Goldin v Levy (2021 NY Slip Op 01481)
Goldin v Levy
2021 NY Slip Op 01481
Decided on March 11, 2021
Appellate Division, First Department
Published by New York State Law Reporting Bureau pursuant to Judiciary Law § 431.
This opinion is uncorrected and subject to revision before publication in the Official Reports.


Decided and Entered: March 11, 2021
Before: Webber, J.P., Kern, Scarpulla, Mendez, JJ.

Index No. 312727/08 Appeal No. 13323 Case No. 2020-00209

[*1]Laura Goldin, Plaintiff-Appellant,

v

Matthew Levy, Defendant-Respondent.




Peter M. Levine, New York, for appellant.

Brian D. Perskin & Associates P.C., Brooklyn (Jennifer Cohen-Vigder of counsel), for respondent.



Order, Supreme Court, New York County (Lori S. Sattler, J.), entered November 13, 2019, to the extent it denied so much of plaintiff's motion as sought to sequester defendant's share of retirement assets and granted defendant's motion for a declaration that his entitlement to 50% of the gains or losses of the marital portion of plaintiff's Random House 401(k) account under the terms of the parties' stipulation of settlement, unanimously modified, on the law, solely to declare that defendant is entitled to 50% of the gains or losses of the marital portion of plaintiff's Random House 401(k) account, and, as so modified, affirmed, without costs, and appeal therefrom to the extent the order directed a hearing on plaintiff's motion for add-on arrears and counsel fees and to hold defendant in civil contempt, unanimously dismissed, without costs, as taken from a nonappealable order.

The part of the order that directed a hearing to determine arrears, civil contempt, and attorneys' fees is not appealable, because it does not affect a substantial right (see CPLR 5701[a][2][v]; Zaharatos v Zaharatos, 134 AD3d 926 [2d Dept 2015]; Kornblum v Kornblum, 34 AD3d 749, 751 [2d Dept 2006]). Any party aggrieved by an order entered subsequent to the hearing may appeal from that order.

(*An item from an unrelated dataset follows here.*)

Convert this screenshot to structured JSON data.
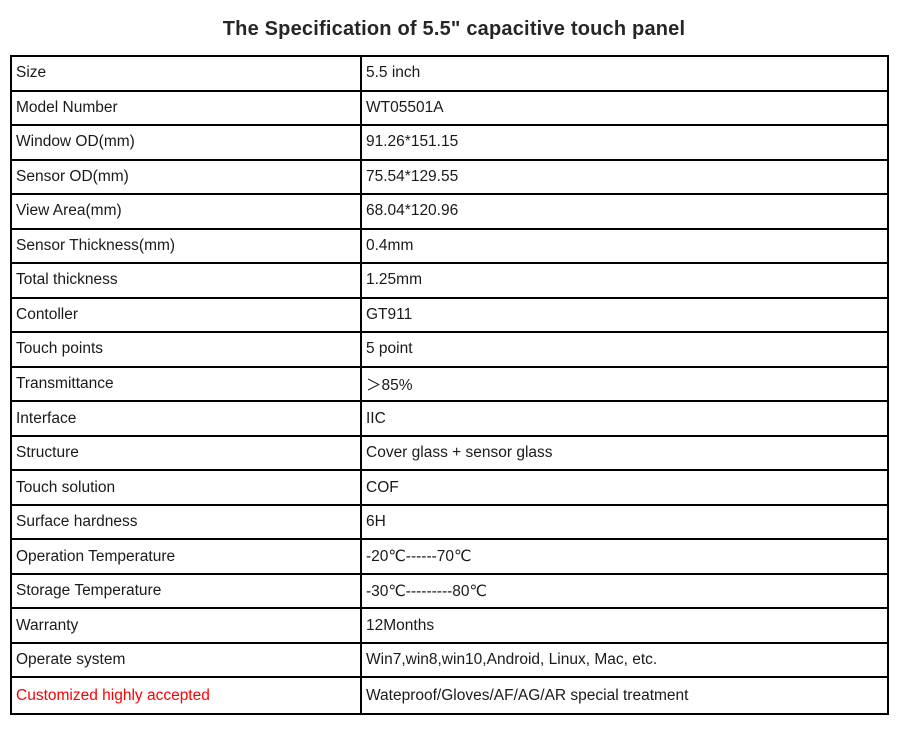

The motion court properly denied the part of plaintiff's motion seeking sequestration of defendant's share of retirement accounts pursuant to Domestic Relations Law § 243. Although plaintiff established some arrears, she failed to make "a showing of necessity, such as a consistent pattern of arrears or a willful violation of a court order directing payment of arrears" (Sivigny v Sivigny, 236 AD2d 205, 205 [1st Dept 1997]), especially in light of the fact that her motion for add-on arrears and to hold defendant in contempt are pending determination after a hearing.

The court properly interpreted the parties' stipulation of settlement in the divorce action as unambiguous with respect to defendant's entitlement to 5o% of the gains or losses of the marital portion of plaintiff's Random House 401(k) account. To adopt plaintiff's view that defendant is only entitled to 50% of the gains or losses on his already reduced distributive share of 25%— in other words, on 12.5 percent of the marital portion — would produce a result that is "contrary to the reasonable expectations of the parties" (see Keller-Goldman v Goldman, 149 AD3d 422, 426 [1st Dept 2017] [internal quotation marks omitted], affd 31 NY3d 1123 [2018]).

THIS CONSTITUTES THE DECISION AND ORDER

OF THE SUPREME COURT, APPELLATE DIVISION, FIRST DEPARTMENT.